In his new role, Sonko could have considerable ability to obstruct Faye’s agenda, including potentially resisting reforms required for a new IMF programme. An IMF team is expected to resume talks this week over a new lending programme.
In the interview with French outlets RFI and France 24, Sonko said policymakers must respond pragmatically to the country’s mounting debt crisis, the result of misreported debt under former President Macky Sall’s government.
“We don’t hold rigid positions in the absolute sense. We are examining the situation with clarity,” Sonko said, adding that any solution should “meet the requirements of the moment”.

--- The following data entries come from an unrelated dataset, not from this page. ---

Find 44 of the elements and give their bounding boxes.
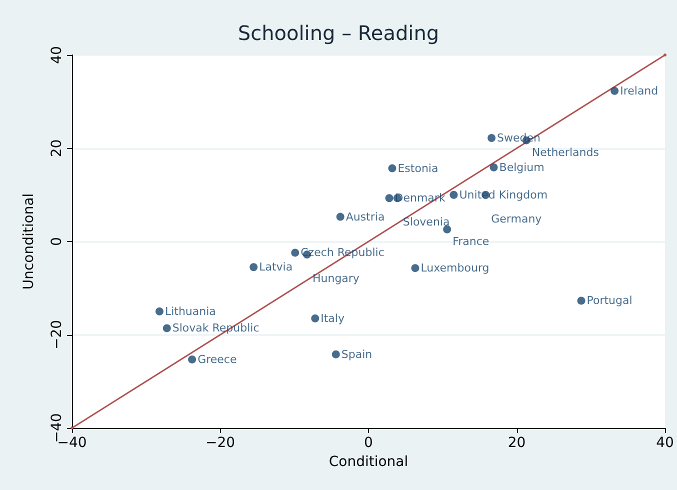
annotation: Austria xyxy=(346,210,385,224)
point xyxy=(291,248,300,257)
y-tick-label: 0 xyxy=(49,237,65,246)
y-tick-label: −20 xyxy=(49,320,65,350)
annotation: Germany xyxy=(491,212,542,226)
x-tick-label: 20 xyxy=(508,435,526,451)
y-tick-label: 20 xyxy=(49,139,65,158)
annotation: Luxembourg xyxy=(420,262,490,275)
point xyxy=(388,164,396,172)
annotation: Slovenia xyxy=(402,216,450,229)
annotation: Lithuania xyxy=(164,304,216,318)
point xyxy=(610,86,619,95)
point xyxy=(311,314,320,322)
y-axis-title: Unconditional xyxy=(21,193,37,290)
annotation: Greece xyxy=(198,352,237,366)
x-tick-label: 40 xyxy=(656,435,674,451)
y-tick-label: 40 xyxy=(49,46,65,64)
point xyxy=(488,134,496,142)
annotation: Spain xyxy=(341,348,372,361)
point xyxy=(411,264,420,272)
point xyxy=(450,190,458,199)
annotation: Hungary xyxy=(312,272,360,286)
point xyxy=(443,225,452,234)
point xyxy=(188,355,196,364)
point xyxy=(155,307,164,316)
annotation: Ireland xyxy=(620,84,658,98)
annotation: Portugal xyxy=(586,294,632,308)
point xyxy=(385,194,394,202)
x-tick-label: −20 xyxy=(205,435,236,451)
point xyxy=(162,324,171,332)
point xyxy=(336,212,344,221)
chart-title: Schooling – Reading xyxy=(238,21,440,45)
annotation: Latvia xyxy=(259,260,293,274)
x-tick-label: 0 xyxy=(364,435,373,451)
annotation: Estonia xyxy=(398,162,438,175)
annotation: France xyxy=(452,234,490,248)
point xyxy=(577,296,586,305)
annotation: Italy xyxy=(320,312,345,325)
point xyxy=(250,263,258,272)
annotation: Belgium xyxy=(499,160,544,174)
x-axis-title: Conditional xyxy=(328,454,408,470)
point xyxy=(490,163,498,172)
point xyxy=(332,350,340,358)
annotation: Netherlands xyxy=(532,146,600,159)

The comments mark a shift from his stance last November, when he said at a rally that the IMF was pushing for debt restructuring and that it would be a “disgrace”.
The IMF suspended Senegal’s previous $1.8 billion lending programme after the misreported debt came to light.
‘WE ARE NOT HERE TO OBSTRUCT’, SONKO SAYS
In the interview published on Monday, Sonko said he had opposed “reckless restructuring”, arguing that it was not necessary because Senegal was meeting its debt repayment obligations and had good growth prospects. However, he acknowledged that conditions have since worsened in part because of the U.S.-Israeli war with Iran.
“Today, I believe we can assess developments step by step,” he said. “We are not here to obstruct.”
Still, Sonko warned he would resist any approach that undermines Senegal’s long-term economic goals, saying measures focused solely on short-term metrics would not be acceptable.
The West African country is grappling with debts that reached 132% of gross domestic product at the end of 2024, according to the IMF.